Aset contourna Nebseni pour se placer à côté de Bak, si près qu’il sentit la chaleur de son épaule contre la sienne, la caresse de ses cheveux sur son bras. La jeune fille déclara avec la douceur du miel :
— Une légère différence distinguait les lieutenants Nebseni et Pouemrê. Le premier est un soldat dépourvu de tout ce qui rend la vie agréable ; l’autre possédait cela, mais souhaitait plutôt être un bon soldat.
En frôlant Bak et en parlant de la sorte, elle cherchait à piquer l’archer au vif. Que voulait-elle ? Les monter l’un contre l’autre ?
Nebseni feignit l’indifférence.
— Tu as parlé à Houy et à Senou. Je n’ai rien à ajouter.
D’un coup d’épaule, il poussa le policier contre Aset et dévala les marches à toute vitesse, sans un regard en arrière. La jeune fille serra le bras de Bak comme si elle avait besoin d’un soutien et leva vers lui ses grands yeux bruns, semblables à ceux d’Hathor lorsqu’elle revêt la forme d’une vache. Elle lui tendait des lèvres rouges et humides, invitant au baiser. Cependant, il lui en voulait trop d’avoir gâché cette occasion de s’entretenir avec Nebseni pour ressentir la moindre chaleur. La proximité de Ouaser n’était pas non plus pour embraser ses sens, ni la volonté affirmée d’Aset d’échapper à Iken grâce à un riche mariage.
Doucement mais fermement, il la repoussa, tourna les talons et prit le même chemin que Nebseni. Il quitta la résidence avec un soupir de soulagement et un sourire ironique. C’était bien la première fois qu’il fuyait une jolie fille.
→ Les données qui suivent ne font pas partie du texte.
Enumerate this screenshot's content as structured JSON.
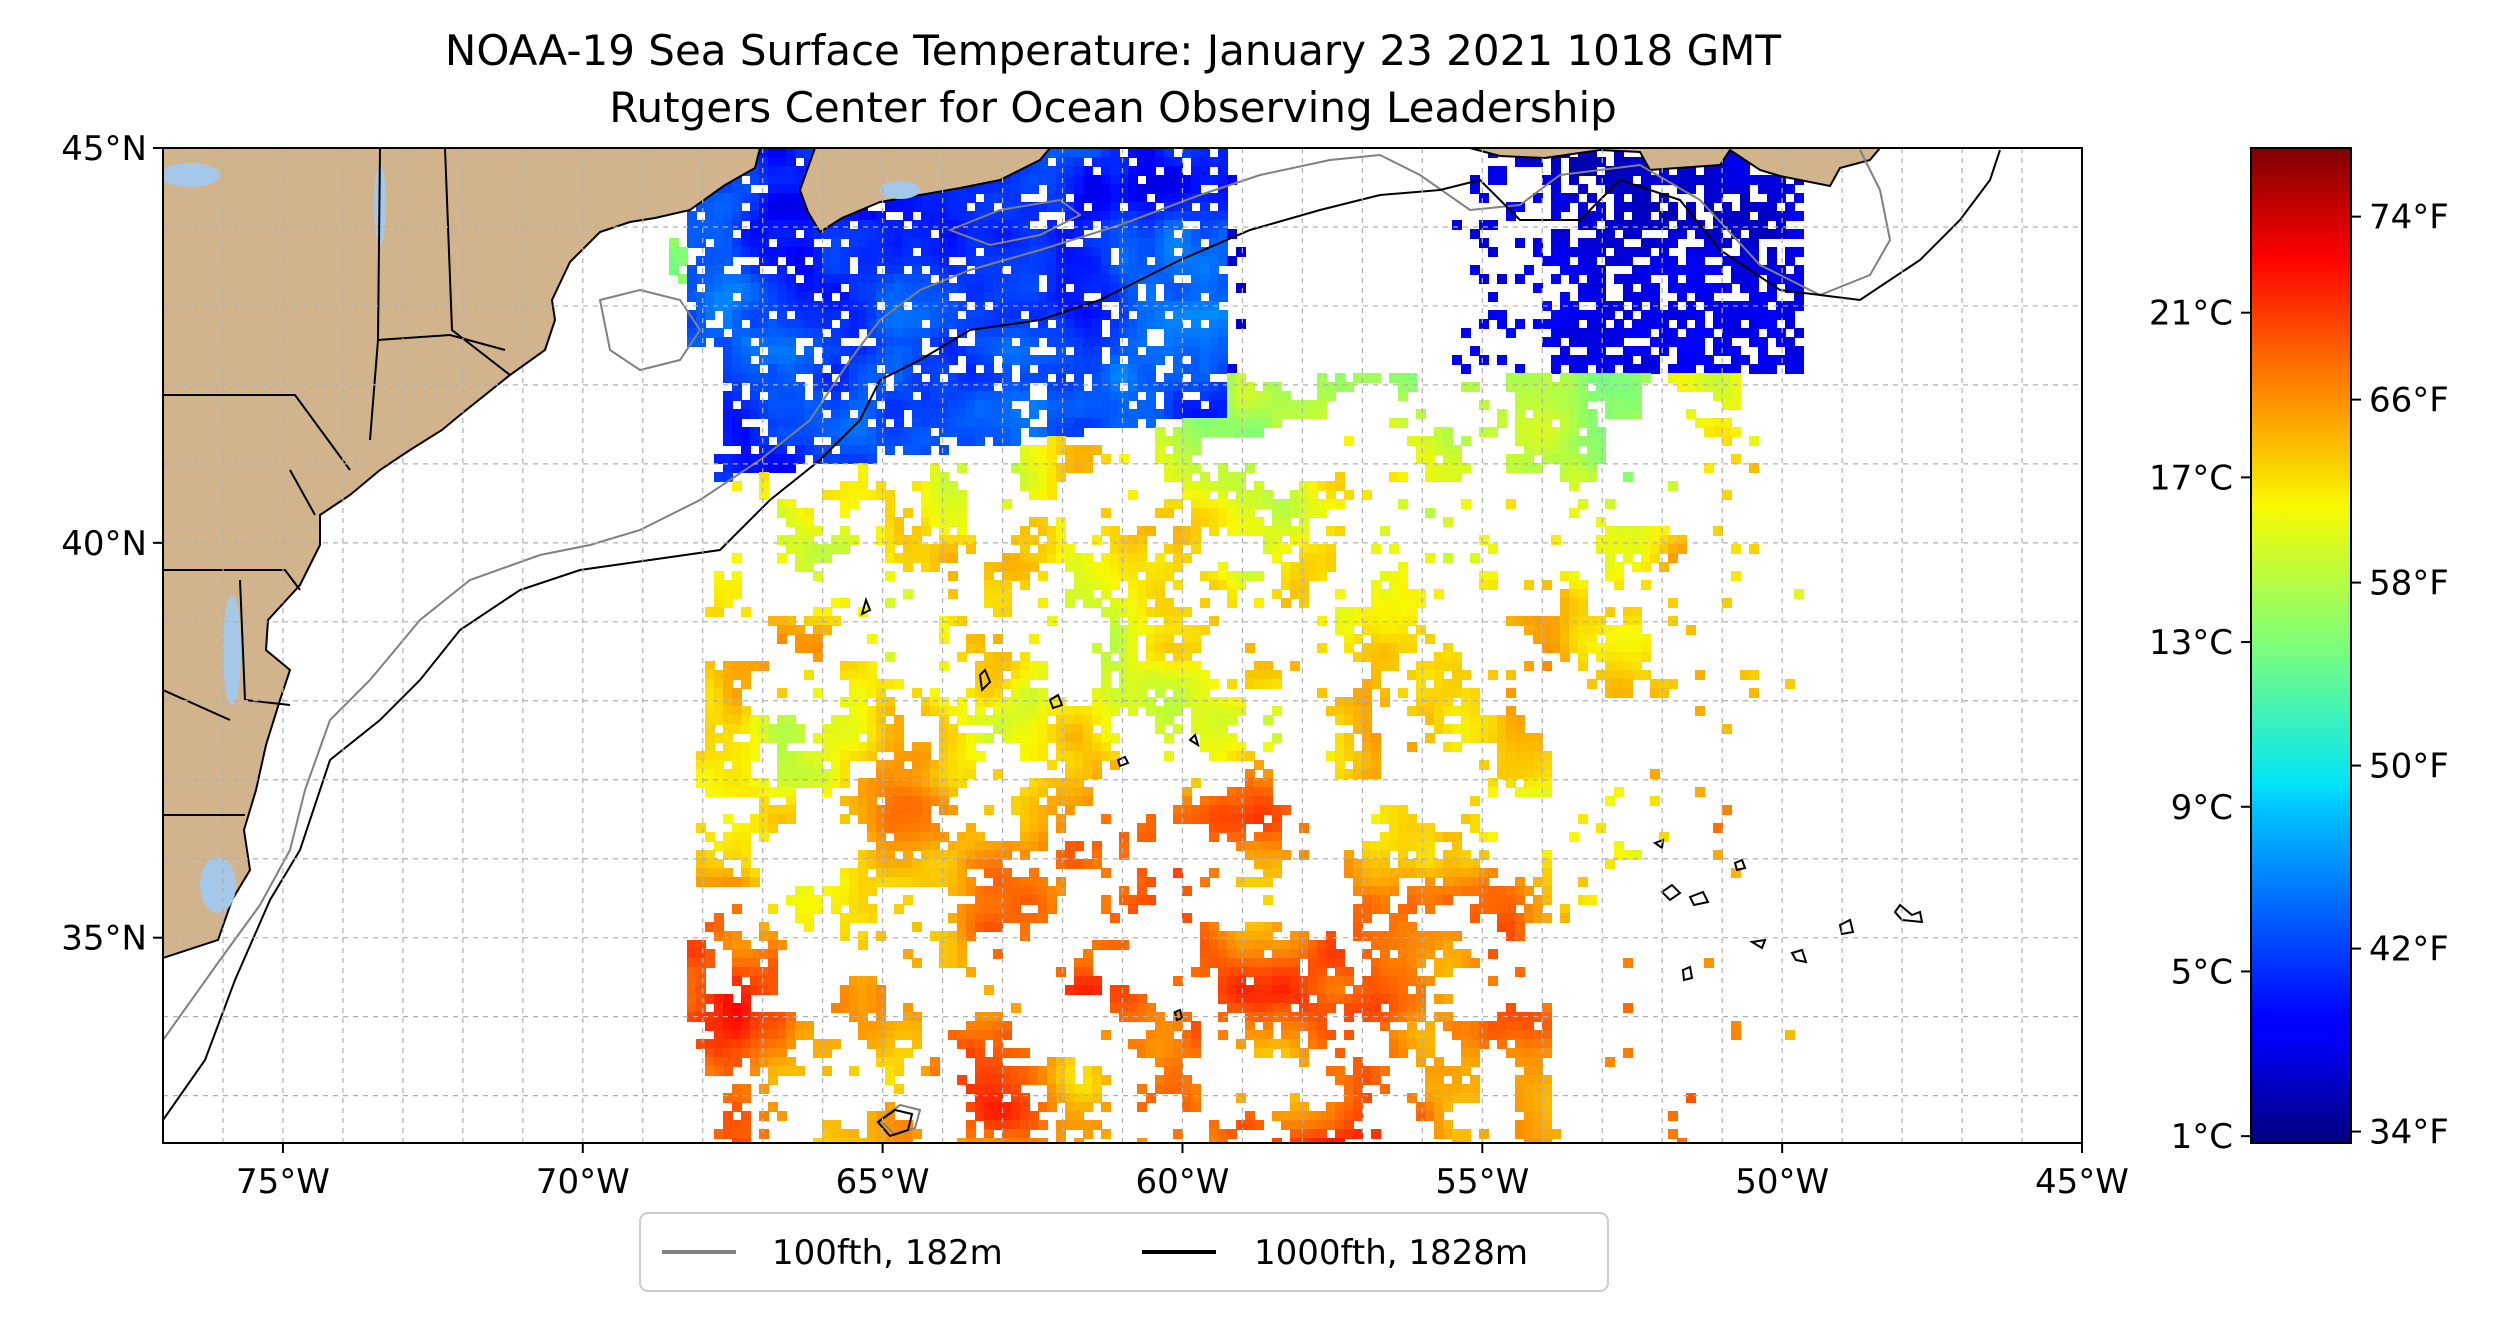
{
  "title": {
    "line1": "NOAA-19 Sea Surface Temperature: January 23 2021 1018 GMT",
    "line2": "Rutgers Center for Ocean Observing Leadership"
  },
  "map": {
    "lon_range": [
      -77,
      -45
    ],
    "lat_range": [
      32.4,
      45
    ],
    "x_ticks": [
      {
        "lon": -75,
        "label": "75°W"
      },
      {
        "lon": -70,
        "label": "70°W"
      },
      {
        "lon": -65,
        "label": "65°W"
      },
      {
        "lon": -60,
        "label": "60°W"
      },
      {
        "lon": -55,
        "label": "55°W"
      },
      {
        "lon": -50,
        "label": "50°W"
      },
      {
        "lon": -45,
        "label": "45°W"
      }
    ],
    "y_ticks": [
      {
        "lat": 45,
        "label": "45°N"
      },
      {
        "lat": 40,
        "label": "40°N"
      },
      {
        "lat": 35,
        "label": "35°N"
      }
    ],
    "gridlines": true,
    "land_color": "#d2b48c",
    "water_color": "#a6c8e8",
    "no_data_color": "#ffffff"
  },
  "colorbar": {
    "colormap": "jet",
    "range_f": [
      33.5,
      77
    ],
    "celsius_ticks": [
      {
        "c": 1,
        "label": "1°C"
      },
      {
        "c": 5,
        "label": "5°C"
      },
      {
        "c": 9,
        "label": "9°C"
      },
      {
        "c": 13,
        "label": "13°C"
      },
      {
        "c": 17,
        "label": "17°C"
      },
      {
        "c": 21,
        "label": "21°C"
      }
    ],
    "fahrenheit_ticks": [
      {
        "f": 34,
        "label": "34°F"
      },
      {
        "f": 42,
        "label": "42°F"
      },
      {
        "f": 50,
        "label": "50°F"
      },
      {
        "f": 58,
        "label": "58°F"
      },
      {
        "f": 66,
        "label": "66°F"
      },
      {
        "f": 74,
        "label": "74°F"
      }
    ]
  },
  "legend": {
    "position": "bottom-center",
    "items": [
      {
        "label": "100fth, 182m",
        "color": "#808080"
      },
      {
        "label": "1000fth, 1828m",
        "color": "#000000"
      }
    ]
  }
}
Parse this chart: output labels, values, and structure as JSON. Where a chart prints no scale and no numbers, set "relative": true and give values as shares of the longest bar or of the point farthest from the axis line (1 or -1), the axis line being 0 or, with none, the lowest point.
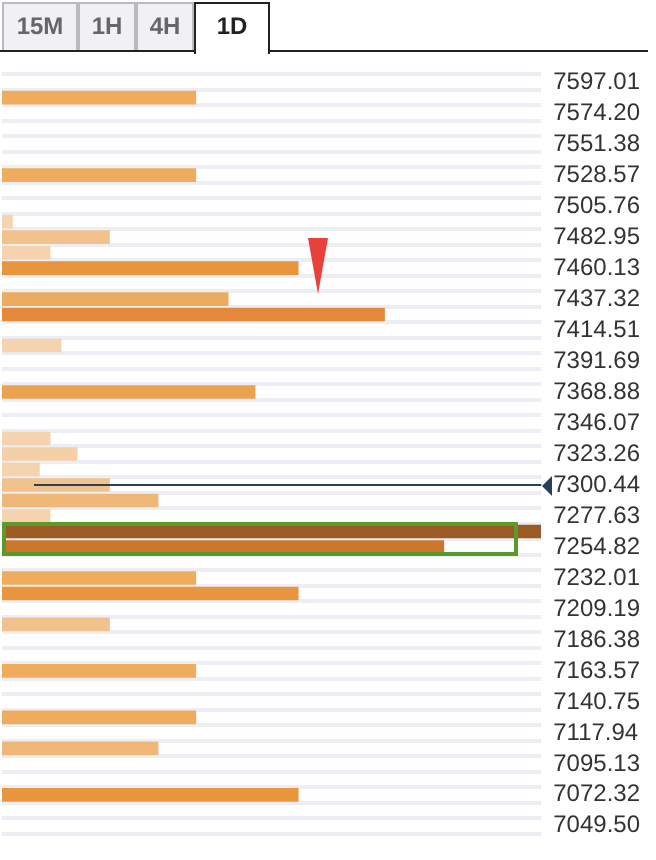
{
  "chart_data": {
    "type": "bar",
    "orientation": "horizontal",
    "relative": true,
    "categories": [
      "7597.01",
      null,
      "7574.20",
      null,
      "7551.38",
      null,
      "7528.57",
      null,
      "7505.76",
      null,
      "7482.95",
      null,
      "7460.13",
      null,
      "7437.32",
      null,
      "7414.51",
      null,
      "7391.69",
      null,
      "7368.88",
      null,
      "7346.07",
      null,
      "7323.26",
      null,
      "7300.44",
      null,
      "7277.63",
      null,
      "7254.82",
      null,
      "7232.01",
      null,
      "7209.19",
      null,
      "7186.38",
      null,
      "7163.57",
      null,
      "7140.75",
      null,
      "7117.94",
      null,
      "7095.13",
      null,
      "7072.32",
      null,
      "7049.50"
    ],
    "values": [
      null,
      0.36,
      null,
      null,
      null,
      null,
      0.36,
      null,
      null,
      0.02,
      0.2,
      0.09,
      0.55,
      null,
      0.42,
      0.71,
      null,
      0.11,
      null,
      null,
      0.47,
      null,
      null,
      0.09,
      0.14,
      0.07,
      0.2,
      0.29,
      0.09,
      1,
      0.82,
      null,
      0.36,
      0.55,
      null,
      0.2,
      null,
      null,
      0.36,
      null,
      null,
      0.36,
      null,
      0.29,
      null,
      null,
      0.55,
      null,
      null
    ],
    "colors": [
      null,
      "#eeac5c",
      null,
      null,
      null,
      null,
      "#eeac5c",
      null,
      null,
      "#f5d3ae",
      "#f2c28c",
      "#f5d3ae",
      "#e8953e",
      null,
      "#edab60",
      "#e4883a",
      null,
      "#f5d3ae",
      null,
      null,
      "#eba24f",
      null,
      null,
      "#f5d3ae",
      "#f5cfa5",
      "#f5d3ae",
      "#f2c28c",
      "#f0b878",
      "#f5d3ae",
      "#9c5a25",
      "#cd772e",
      null,
      "#eeac5c",
      "#e8953e",
      null,
      "#f2c28c",
      null,
      null,
      "#eeac5c",
      null,
      null,
      "#eeac5c",
      null,
      "#f0b878",
      null,
      null,
      "#e8953e",
      null,
      null
    ],
    "grid": "y",
    "legend": false,
    "tick_labels": "y",
    "ref_lines": [
      {
        "axis": "y",
        "value": "7300.44",
        "color": "#2b3e5a"
      }
    ],
    "annotations": [
      "15M",
      "1H",
      "4H",
      "1D"
    ]
  }
}
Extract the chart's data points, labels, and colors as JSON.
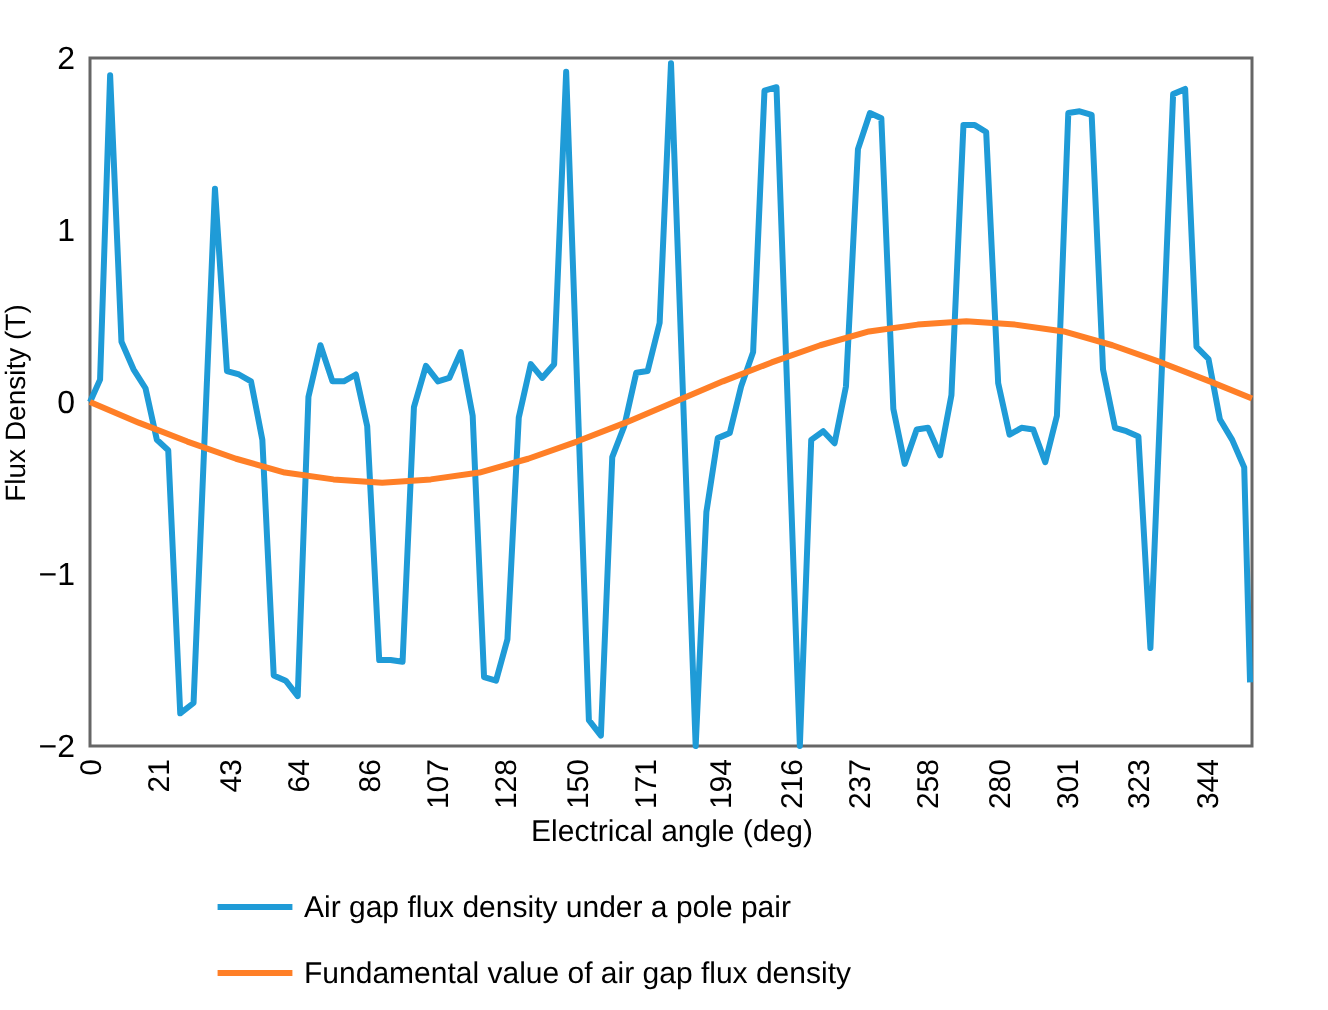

Ce fut seulement en atteignant le portail à tourelle qu’il mesura tout ce qu’il avait appris en échangeant à peine quelques mots avec Nebseni. Le jeune officier était épris d’Aset, et fou de jalousie. D’après ce qu’il laissait entendre, elle avait encouragé les attentions de Pouemrê. Si ce n’était pas un mobile, qu’est-ce qui en était un ? Quant à Aset, avait-elle assassiné Pouemrê ? Elle pouvait avoir agi par dépit s’il la dédaignait, toutefois elle était trop frêle, et trop délicate.